Pistol shooting was held at the Waukegan Shooting Range and fencing at Great Lakes Naval Training Center. Cross-country events were run in Libertyville and equestrian events were also in Libertyville, at what is now Independence Grove Forest Preserve. The swimming competition was held in Portage Park, on Chicago's Northwest Side.

To prepare for the equestrian event, Libertyville resident Pat Connors bought the horses and trained them daily for two years leading up to the games. To prove their skills as horsemen, modern pentathletes could not use their own horses, and they were given only 20 minutes to get to know their horse before riding through a wooded 2.5-mile course that had approximately 23 obstacles and an 80-foot near-vertical slide built for the event.

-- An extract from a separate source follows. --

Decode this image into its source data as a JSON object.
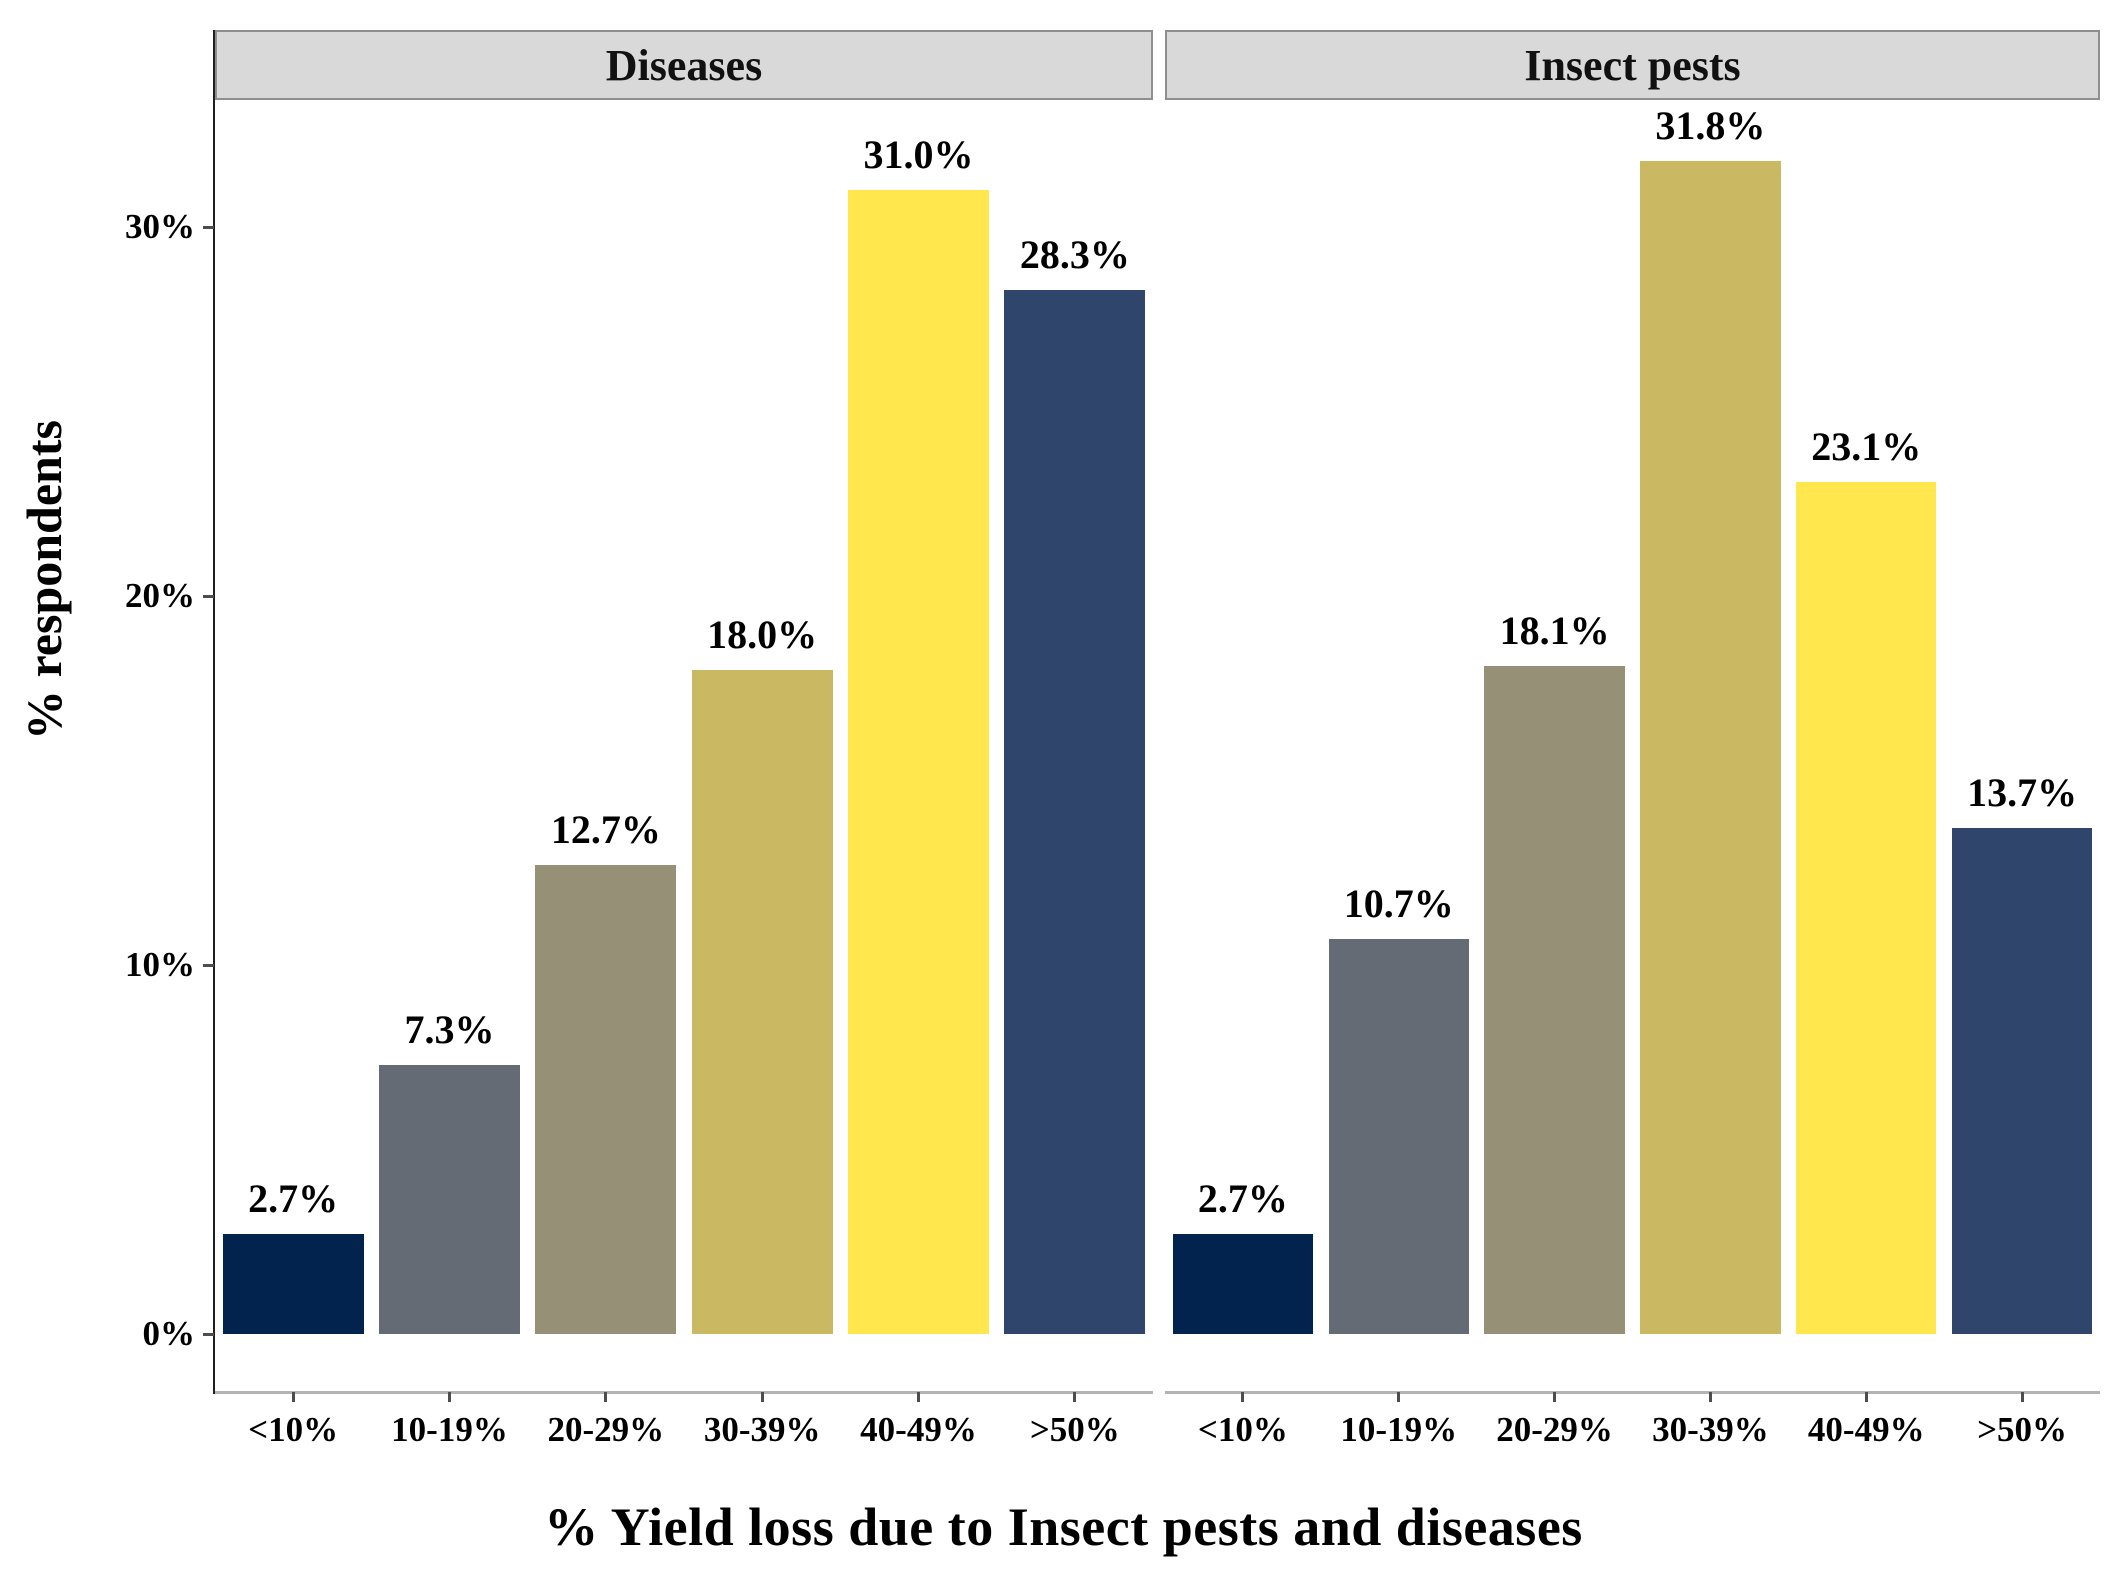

The key organizer for the 1959 modern pentathlon was U.S. Army Col. John Russell. Col. Russell was known as an outstanding officer (he was awarded the Purple Heart, the Soldier's Medal and the Bronze Star in World War II) and a gifted equestrian. He had the unique distinction of riding on both the last official U.S. Army Olympic Team (London, 1948) and the first "civilian" U.S. Olympic team.

Over the years, Americans have lost interest in the Pan American Games, sending fewer athletes to compete and hardly covering the event in the media.

Certainly these days the focus in Chicago is on the Olympics and its bid to host the 2016 games.